One JoJo game wasn't enough for Capcom. Four years after releasing a 2D fighting game, they made a new JoJo game using a very different approach: 3D instead of 2D, single-player and story-focused instead of a fighter, and entirely cel-shaded using a special process they called Artistoon. Cel-shading was in vogue in the early 2000s (recall Jet Set Radio, The Legend of Zelda: Wind Waker, and Capcom's own Viewtiful Joe, to name a few) but the characters in JoJo's Bizarre Adventure: Golden Wind truly look ripped from a comic page, complete with brush strokes, shading lines, and bold Japanese onomatopoeia punctuating their actions and even their emotions.
JoJo's Bizarre Adventure: Golden Wind opens with a summary of the entire story so far, recapping the journey of the first four JoJos before introducing Giorno Giovanna (GioGio, get it?), an Italian teenager who seeks to infiltrate a mafia-like organized crime group called Passione. The bulk of the storytelling comes in a semi-animated comic book form: still images and word bubbles slide onto and off screen, with lots of pop-up sound effects and dramatic music.

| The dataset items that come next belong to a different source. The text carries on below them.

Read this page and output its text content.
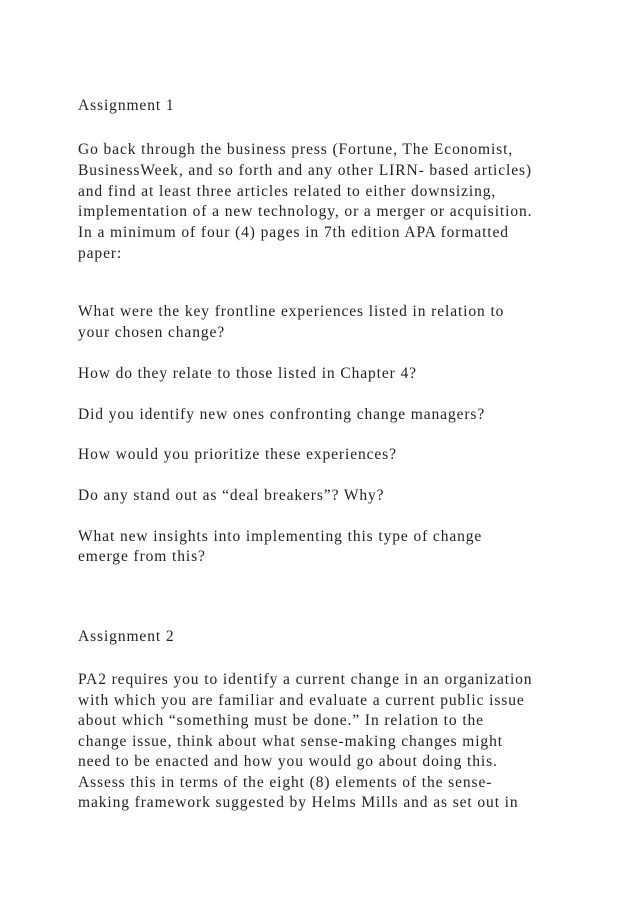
Assignment 1
Go back through the business press (Fortune, The Economist,
BusinessWeek, and so forth and any other LIRN- based articles)
and find at least three articles related to either downsizing,
implementation of a new technology, or a merger or acquisition.
In a minimum of four (4) pages in 7th edition APA formatted
paper:
What were the key frontline experiences listed in relation to
your chosen change?
How do they relate to those listed in Chapter 4?
Did you identify new ones confronting change managers?
How would you prioritize these experiences?
Do any stand out as “deal breakers”? Why?
What new insights into implementing this type of change
emerge from this?
Assignment 2
PA2 requires you to identify a current change in an organization
with which you are familiar and evaluate a current public issue
about which “something must be done.” In relation to the
change issue, think about what sense-making changes might
need to be enacted and how you would go about doing this.
Assess this in terms of the eight (8) elements of the sense-
making framework suggested by Helms Mills and as set out in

The entire game is voiced as well, and sharp-eared fans will notice the menu sounds in this game are the same as the previous JoJo game.
What makes JoJo's Bizarre Adventure: Golden Wind such a good manga adaptation is how it manages to integrate the story into the 3D action scenes. Not only are the characters talking to each other (and themselves, aloud) during the fights, there are "secret factors" that players can discover during battle, usually by recreating moments from the original manga in the game. These "secrets" aren't just easter eggs for fans, as they also raise your score and boost your characters' abilities. Each battle can be replayed later to make secret-hunting easier, and there's even "Another Story" mode where players can fight battles from another character's perspective, including battles that weren't in the original manga. It's not the dream-match free-for-all that modern JoJo games are, but it's a fun way to maximize use of all the characters.

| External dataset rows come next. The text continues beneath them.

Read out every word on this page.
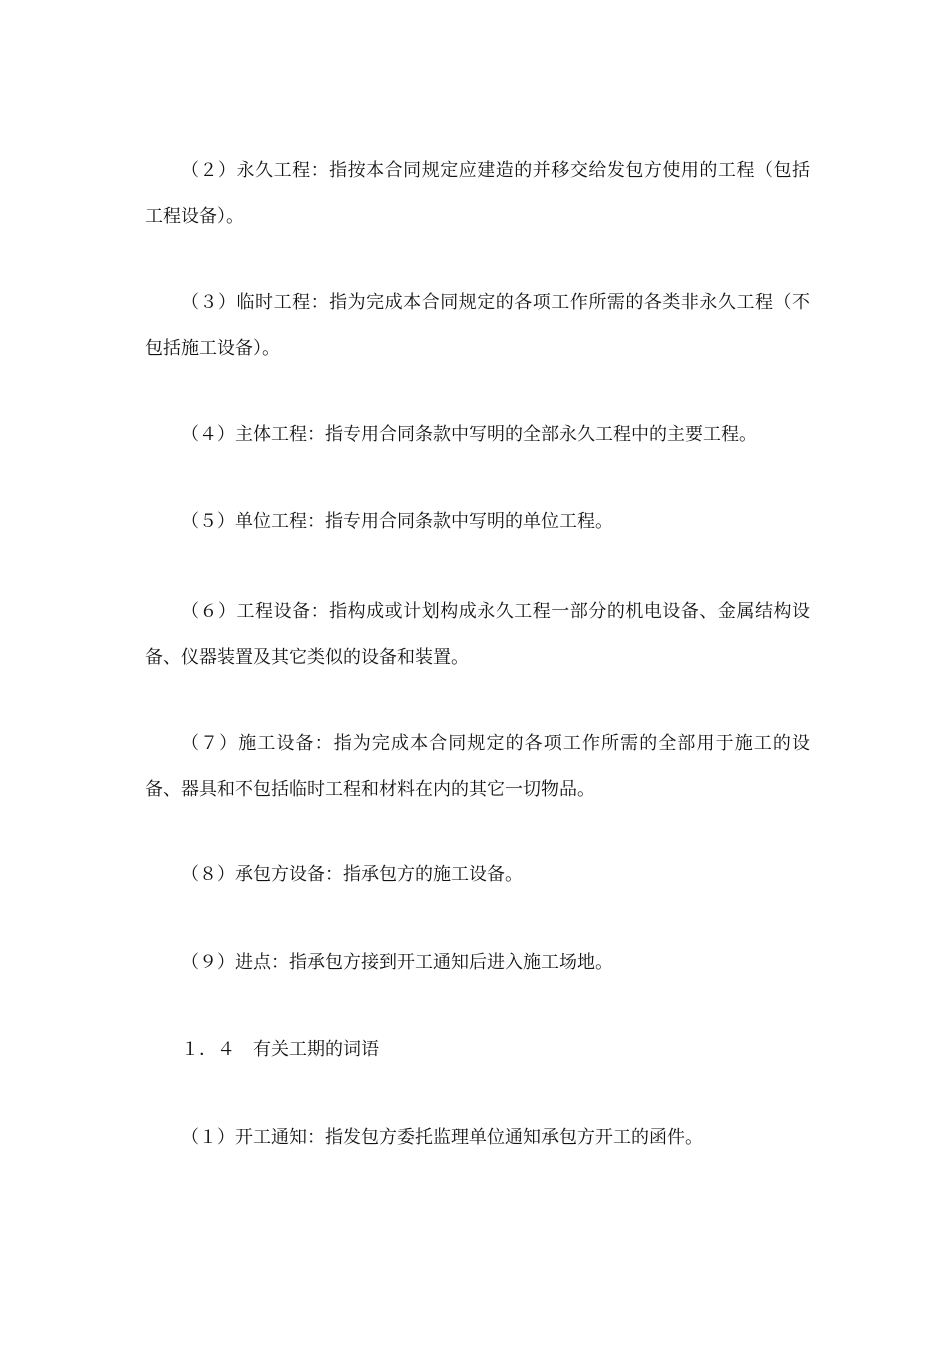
（２）永久工程：指按本合同规定应建造的并移交给发包方使用的工程（包括工程设备）。

（３）临时工程：指为完成本合同规定的各项工作所需的各类非永久工程（不包括施工设备）。

（４）主体工程：指专用合同条款中写明的全部永久工程中的主要工程。

（５）单位工程：指专用合同条款中写明的单位工程。

（６）工程设备：指构成或计划构成永久工程一部分的机电设备、金属结构设备、仪器装置及其它类似的设备和装置。

（７）施工设备：指为完成本合同规定的各项工作所需的全部用于施工的设备、器具和不包括临时工程和材料在内的其它一切物品。

（８）承包方设备：指承包方的施工设备。

（９）进点：指承包方接到开工通知后进入施工场地。

１．４　有关工期的词语

（１）开工通知：指发包方委托监理单位通知承包方开工的函件。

Even before JoJo's Bizarre Adventure: Golden Wind launched in Japan, Capcom was showing an English version of the game at E3 2002 under the name GioGio's Bizarre Adventure. Previews were written, a cover image was passed around, and all signs pointed to a fall release. Then, nothing. The game ended up as a Japan-only exclusive where it sold well enough to get a Greatest Hits re-release in 2007. Capcom no longer has the rights to JoJo's Bizarre Adventure, so the prospects of a Golden Wind HD remaster are slim (a PS3/360 remaster of Capcom's first JoJo game appeared in 2012 only to be delisted two years later), but there are a lot more JoJo fans in the world now so there is a fan translation hack of the original game in the works. In the meantime, complete playthroughs of the game (in Japanese) are easy to find on YouTube and NicoNico and the cell-shaded look gives the graphics a timeless quality that few PS2 titles enjoy.

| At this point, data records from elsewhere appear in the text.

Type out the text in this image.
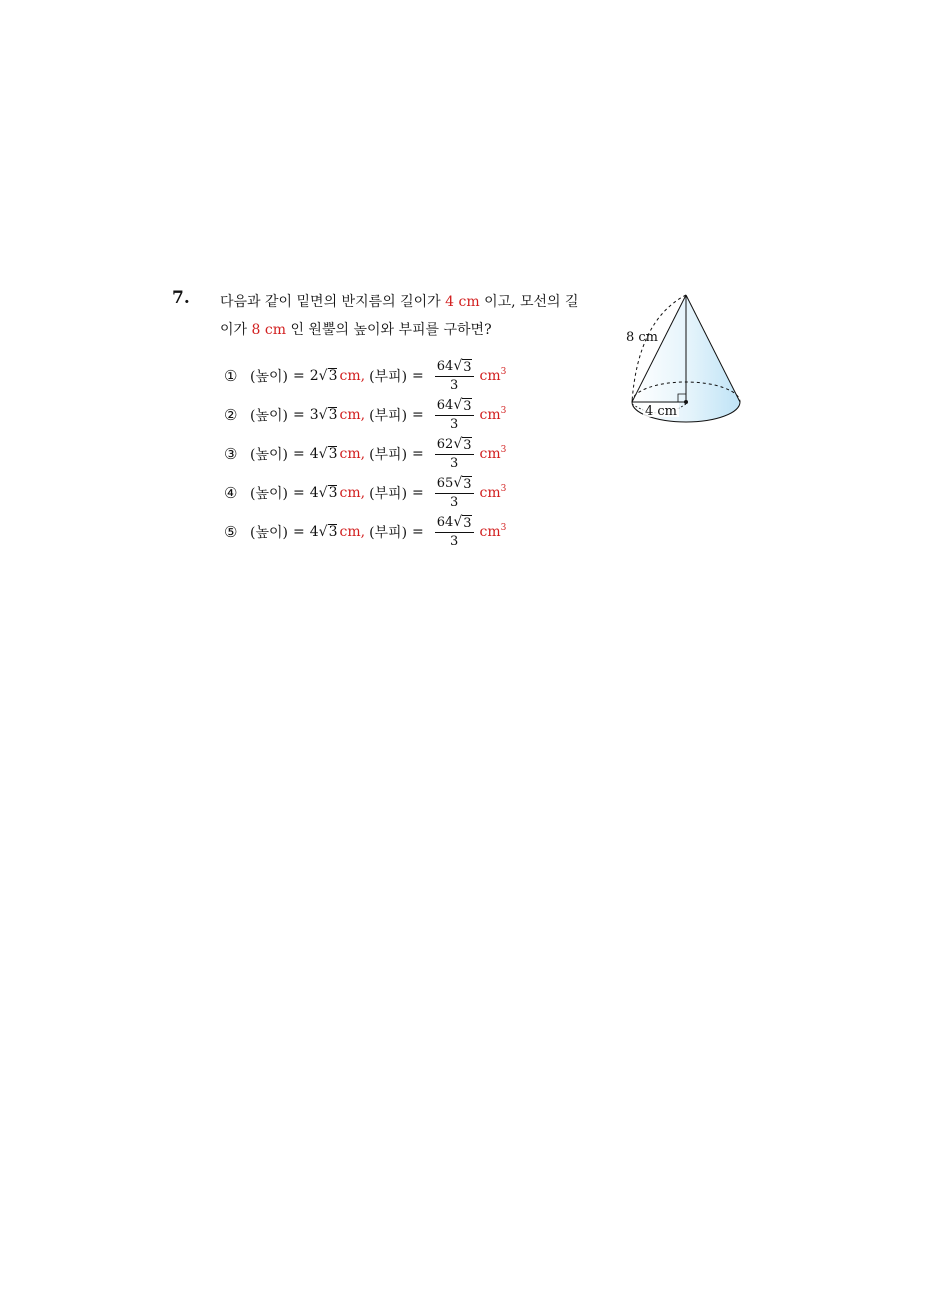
7. 다음과 같이 밑면의 반지름의 길이가 4 cm 이고, 모선의 길
이가 8 cm 인 원뿔의 높이와 부피를 구하면?
① (높이) = 2 √ 3 cm, (부피) = $\frac{64 √ 3}{3} cm^3$
② (높이) = 3 √ 3 cm, (부피) = $\frac{64 √ 3}{3} cm^3$
③ (높이) = 4 √ 3 cm, (부피) = $\frac{62 √ 3}{3} cm^3$
④ (높이) = 4 √ 3 cm, (부피) = $\frac{65 √ 3}{3} cm^3$
⑤ (높이) = 4 √ 3 cm, (부피) = $\frac{64 √ 3}{3} cm^3$
8 cm
4 cm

It's a shame that we keep having conversations like this when looking back at retro games but JoJo's Bizarre Adventure: Golden Wind is a tremendous video game that, by virtue of it being based on a licensed property, may never be legally available worldwide. Complicating matters further is that the English publication of the original manga has yet to reach Part 5 either. I suppose that's the JoJo experience in a nutshell: a worldwide network of fans waiting for their favorite particular incarnation to finally be released in their language in their region.
October 2018 can't come soon enough.